An HSE inspector has criticised a company for not learning its lessons following the death of one of its employees.
Rubb Buildings Ltd had been contracted to dismantle a temporary airport hangar at Bristol International Airport. On 16 December 2006, Steven Watson and a colleague were using a cherry picker to remove the hangar’s PVC tarpaulin roof.
Mr Watson was given permission by his supervisor to step on to the roof and cut a hole in the tarpaulin. He was not wearing a harness and as he went to climb back on to the mobile work platform, he fell 30 feet through the section of the roof that he had cut away on to the concrete floor below. He died at the scene from internal injuries.
The HSE issued a Prohibition Notice against the firm on 20 December 2006 for failing to implement a safe system of work, and to stop workers gaining direct access to the roof of the hangar. Inspectors stressed that Mr Watson should not have been allowed to access the roof at any time. He should have been instructed to cut the tarpaulin from the underside of the roof, while standing inside the cherry picker.
In January 2007, the company was contracted to erect a temporary hangar at Sellafield Nuclear power plant. But it was not allowed to start the job after the site’s principal contractor, the Kier Group, deemed that the firm’s method of work and equipment were unsuitable.
HSE inspector Steve Frain told SHP: “The principal contractor at Sellafield had no knowledge about the fatality at Bristol International Airport. It does not appear to me that Rubb Buildings had been proactive in learning the lessons from this tragic accident, despite receiving a letter from the HSE about its failings during the incident and being issued with a Prohibition Notice.”
Prosecuted in relation to the incident at Bristol Airport, Rubb Buildings appeared at Bristol Crown Court on 13 April and pleaded guilty to breaching s2(1) of the HSWA 1974. It was fined £100,000 and ordered to pay full costs of £48,795.
In mitigation, the firm said it had no previous convictions and had entered an early guilty plea. It has subsequently put in place a new system for managing PPE and reviewed its method statement.
Inspector Frain added: “Steven Watson should have been properly protected by Rubb Buildings Ltd, but instead he lost his life.

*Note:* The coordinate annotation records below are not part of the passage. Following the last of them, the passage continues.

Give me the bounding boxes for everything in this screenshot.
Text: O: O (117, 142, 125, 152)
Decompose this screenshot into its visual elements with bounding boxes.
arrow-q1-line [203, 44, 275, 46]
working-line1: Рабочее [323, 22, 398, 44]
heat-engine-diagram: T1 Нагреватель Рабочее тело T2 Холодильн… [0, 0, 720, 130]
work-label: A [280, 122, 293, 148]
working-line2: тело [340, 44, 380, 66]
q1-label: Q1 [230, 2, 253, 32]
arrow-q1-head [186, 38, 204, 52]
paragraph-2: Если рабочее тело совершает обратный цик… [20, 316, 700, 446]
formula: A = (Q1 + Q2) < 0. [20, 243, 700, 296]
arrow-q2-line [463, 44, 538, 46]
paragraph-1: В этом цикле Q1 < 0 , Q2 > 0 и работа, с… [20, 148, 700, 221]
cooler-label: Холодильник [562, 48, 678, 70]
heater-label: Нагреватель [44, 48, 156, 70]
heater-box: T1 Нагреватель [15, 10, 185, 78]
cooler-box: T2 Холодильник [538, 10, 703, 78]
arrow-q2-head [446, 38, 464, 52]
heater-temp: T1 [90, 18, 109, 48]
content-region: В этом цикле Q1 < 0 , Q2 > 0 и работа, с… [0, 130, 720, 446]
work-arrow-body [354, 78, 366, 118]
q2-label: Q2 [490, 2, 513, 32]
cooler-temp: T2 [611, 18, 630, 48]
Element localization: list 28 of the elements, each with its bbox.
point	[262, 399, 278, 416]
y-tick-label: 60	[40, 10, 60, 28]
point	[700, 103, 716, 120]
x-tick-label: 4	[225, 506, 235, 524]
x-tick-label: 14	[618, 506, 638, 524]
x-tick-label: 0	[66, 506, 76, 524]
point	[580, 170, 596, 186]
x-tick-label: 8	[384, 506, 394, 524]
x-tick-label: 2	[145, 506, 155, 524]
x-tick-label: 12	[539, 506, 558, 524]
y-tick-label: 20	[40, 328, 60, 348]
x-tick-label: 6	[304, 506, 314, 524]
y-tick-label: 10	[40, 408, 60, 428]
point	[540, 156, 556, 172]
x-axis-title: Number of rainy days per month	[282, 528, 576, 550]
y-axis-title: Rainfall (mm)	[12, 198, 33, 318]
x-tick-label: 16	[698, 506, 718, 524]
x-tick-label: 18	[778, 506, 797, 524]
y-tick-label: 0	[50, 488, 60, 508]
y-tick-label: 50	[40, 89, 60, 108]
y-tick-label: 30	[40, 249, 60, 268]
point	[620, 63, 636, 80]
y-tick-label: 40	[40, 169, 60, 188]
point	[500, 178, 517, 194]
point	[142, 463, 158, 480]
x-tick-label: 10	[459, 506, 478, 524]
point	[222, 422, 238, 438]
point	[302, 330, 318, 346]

“The company failed in its duty to ensure there was a properly planned and supervised means of working. There should have been no need to work directly on the roof. Falls from height can be extremely serious risks and adequate safety measures must be in place to protect all workers in order to prevent tragic incidents, such as this.”
The principal contractor for the work at Bristol International Airport, Volkerfitzpatrick Ltd, was also prosecuted. It appeared at Bristol Magistrates’ Court on 13 October 2009 and pleaded guilty to s3(1) of the HSWA 1974. It was fined £6000 and ordered to pay £10,146 in costs.